Monday 5 September 2011

Abortions, money and missions

Tomorrow the Health and Social Care Bill comes to Parliament, and an amendment to the Bill proposed by Nadine Dorries and supported by Frank Field has brought the issue of abortion rights to the top of the news.

Simon Blake, Chief Executive of Brook has written a great blog outlining some of the key issues.

There is, however, an important element to this debate that affects the broader third sector. The more one looks at these arguments, it becomes clear that Dorries, Field, and their supporters, assume the premise that not for profit providers of counseling and abortions are driven by money rather than their missions.

Take Marie Stopes. It’s a charity (number 265543). It’s vision is "A world in which every birth is wanted". Their website outlines the range of activities which they undertake around the world.

Dorries et al argue that because Marie Stopes receives money from the NHS to provide abortions, it is not fit to deliver impartial counselling as its business model relies on that income. (The same logic is applied to other providers.) The argument goes that other organisations must therefore provide that counselling.

There are many reasons why this argument should be resisted, including the fact, as Simon Blake points out, that both the counselling and the provision of abortions is heavily regulated. There is also the fact that Marie Stopes is also reimbursed for delivering counselling regardless of whether or not the client goes on to have an abortion or not.

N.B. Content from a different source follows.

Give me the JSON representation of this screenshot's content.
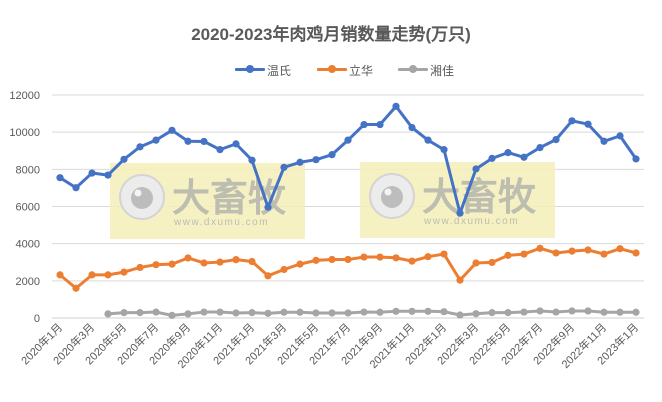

However, a key reason to resist this argument is that charities are driven by their missions not by their income streams. To allow this amendment to pass would set a very dangerous precedent that the government believes the opposite. Charities work to build a business model which allow them to deliver their mission, not the other way around. That is the duty of charity trustees and a principle on which the whole third sector is based.

If Marie Stopes were a for-profit organisation then this argument might hold water (although personally I probably wouldn’t buy it as there would still be many imperatives including reputation management that would complicate the picture). But it’s not. It’s a charity and charities put mission before money.

Regardless of one’s views on the rights and wrongs of abortions, the sector must not let the argument that charities are driven solely by financial imperatives stick. The implications would be very serious indeed.